O’Connor said Haque’s plan for hubs to appoint school principals for five-year terms, with the ability to transfer them to other schools after each term, would destroy the distinctive cultures of different schools.

“In order for a school to develop a culture, you need to have a leader who is going to be there for the future,” he said.

“We are going to have a cyclical rotation of leaders roaming around schools so they are all going to be the same.”

But Haque said elected school boards would still have “up to 50 per cent representation” on selection panels for new principals and would have to approve any appointment.

“We view the world as these hubs being support mechanisms focused on delivering the very best for students,” he said.

“We see the board and the hub working together to ensure that the parents and the community of that school get the best possible principal. It’s a support system rather than, ‘You will do this.'”

He says the taskforce has not considered whether schools would be able to keep Cambridge exams.

And schools would not lose their international student revenue, school houses or “nest eggs”.

He acknowledges that integrated schools own their own property and more thinking is needed on how they would be affected.

A spokeswoman for Education Minister Chris Hipkins referred questions to Haque. Hipkins has not committed the Government to implementing any of Haque’s proposals, which are open for public submissions until April 7.

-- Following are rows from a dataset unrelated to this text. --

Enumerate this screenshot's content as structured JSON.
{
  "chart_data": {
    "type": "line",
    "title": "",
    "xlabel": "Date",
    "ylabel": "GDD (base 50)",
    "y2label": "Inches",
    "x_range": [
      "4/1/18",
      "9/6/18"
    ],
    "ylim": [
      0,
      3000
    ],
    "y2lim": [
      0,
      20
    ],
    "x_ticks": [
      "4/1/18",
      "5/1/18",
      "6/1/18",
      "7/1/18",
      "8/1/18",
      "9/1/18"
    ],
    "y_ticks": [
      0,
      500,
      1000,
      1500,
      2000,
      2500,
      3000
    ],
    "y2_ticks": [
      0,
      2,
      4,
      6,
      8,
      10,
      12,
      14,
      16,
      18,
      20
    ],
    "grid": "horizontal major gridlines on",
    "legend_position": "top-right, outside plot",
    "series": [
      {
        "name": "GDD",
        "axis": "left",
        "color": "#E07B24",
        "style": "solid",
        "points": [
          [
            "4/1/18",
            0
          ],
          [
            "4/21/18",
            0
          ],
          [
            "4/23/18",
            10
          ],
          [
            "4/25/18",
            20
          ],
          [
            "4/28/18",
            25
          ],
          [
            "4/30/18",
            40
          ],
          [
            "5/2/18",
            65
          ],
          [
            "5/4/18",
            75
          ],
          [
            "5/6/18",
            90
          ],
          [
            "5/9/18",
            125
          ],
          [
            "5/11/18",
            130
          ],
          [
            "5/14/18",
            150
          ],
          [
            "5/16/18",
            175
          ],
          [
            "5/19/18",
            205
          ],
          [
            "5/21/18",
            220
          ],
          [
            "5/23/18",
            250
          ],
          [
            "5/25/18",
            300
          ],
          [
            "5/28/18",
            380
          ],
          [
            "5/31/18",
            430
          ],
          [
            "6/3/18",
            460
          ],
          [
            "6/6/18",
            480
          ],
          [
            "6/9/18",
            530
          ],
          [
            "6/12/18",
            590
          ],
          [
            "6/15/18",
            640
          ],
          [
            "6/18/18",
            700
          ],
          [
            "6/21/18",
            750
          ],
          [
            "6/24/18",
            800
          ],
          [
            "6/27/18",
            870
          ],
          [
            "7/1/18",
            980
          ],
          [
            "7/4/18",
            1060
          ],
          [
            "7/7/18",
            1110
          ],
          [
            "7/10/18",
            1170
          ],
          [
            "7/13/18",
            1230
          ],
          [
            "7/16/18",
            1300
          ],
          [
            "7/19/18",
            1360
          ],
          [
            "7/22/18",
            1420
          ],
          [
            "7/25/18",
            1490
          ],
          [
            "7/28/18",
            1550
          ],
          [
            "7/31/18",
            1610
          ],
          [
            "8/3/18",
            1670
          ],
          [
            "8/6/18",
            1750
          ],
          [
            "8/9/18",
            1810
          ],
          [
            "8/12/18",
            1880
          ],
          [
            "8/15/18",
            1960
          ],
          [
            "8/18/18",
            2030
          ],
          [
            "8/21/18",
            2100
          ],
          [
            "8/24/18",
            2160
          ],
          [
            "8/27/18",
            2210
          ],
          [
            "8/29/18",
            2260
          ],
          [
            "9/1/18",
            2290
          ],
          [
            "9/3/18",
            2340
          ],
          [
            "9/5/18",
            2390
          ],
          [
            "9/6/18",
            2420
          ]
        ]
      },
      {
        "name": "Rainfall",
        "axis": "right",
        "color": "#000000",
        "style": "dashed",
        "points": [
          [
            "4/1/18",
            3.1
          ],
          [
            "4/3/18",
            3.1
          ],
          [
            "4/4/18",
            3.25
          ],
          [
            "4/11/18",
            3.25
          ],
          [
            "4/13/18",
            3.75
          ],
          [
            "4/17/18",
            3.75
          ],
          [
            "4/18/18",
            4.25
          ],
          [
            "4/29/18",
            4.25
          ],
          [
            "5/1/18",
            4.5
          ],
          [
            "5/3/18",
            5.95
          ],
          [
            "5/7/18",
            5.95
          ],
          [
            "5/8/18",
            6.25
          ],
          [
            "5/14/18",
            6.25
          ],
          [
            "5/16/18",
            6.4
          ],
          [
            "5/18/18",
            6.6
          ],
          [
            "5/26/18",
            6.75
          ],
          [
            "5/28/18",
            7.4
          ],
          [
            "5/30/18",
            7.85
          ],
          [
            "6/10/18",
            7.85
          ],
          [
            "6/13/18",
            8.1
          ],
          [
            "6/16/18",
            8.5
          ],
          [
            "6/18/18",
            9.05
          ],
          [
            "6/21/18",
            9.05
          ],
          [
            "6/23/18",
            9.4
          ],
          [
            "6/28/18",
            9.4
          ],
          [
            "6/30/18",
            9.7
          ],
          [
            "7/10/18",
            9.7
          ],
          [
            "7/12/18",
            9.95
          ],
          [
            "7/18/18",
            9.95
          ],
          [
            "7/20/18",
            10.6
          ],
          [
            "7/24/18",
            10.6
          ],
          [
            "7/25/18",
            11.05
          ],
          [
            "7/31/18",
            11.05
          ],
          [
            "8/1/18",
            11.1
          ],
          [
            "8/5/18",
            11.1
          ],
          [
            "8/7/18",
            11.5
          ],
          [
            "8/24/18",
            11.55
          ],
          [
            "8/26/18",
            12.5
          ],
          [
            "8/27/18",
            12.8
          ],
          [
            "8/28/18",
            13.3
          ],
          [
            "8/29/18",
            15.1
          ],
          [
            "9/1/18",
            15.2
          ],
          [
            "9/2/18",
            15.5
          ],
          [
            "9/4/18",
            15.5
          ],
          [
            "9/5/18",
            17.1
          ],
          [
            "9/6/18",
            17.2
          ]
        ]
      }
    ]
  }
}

National Party education spokeswoman Nikki Kaye plans to start a series of public meetings on the proposals next month and said Haque’s proposals have “swung too far” away from the 1989 “Tomorrow’s Schools” model of self-governing schools.

“We are not arguing for the status quo,” she said.

“I do accept that there is a group of schools for which the governance system, but also partly the way they get service from the Ministry of Education and get delivery around school property, is not working for them.

“But I have said quite carefully in the last few weeks that the report has swung too far in terms of the concentration of power of officials.”

Haque’s taskforce also plans to hold 31 public meetings in February and March and will run an online survey on its key proposals on the Education Conversation website.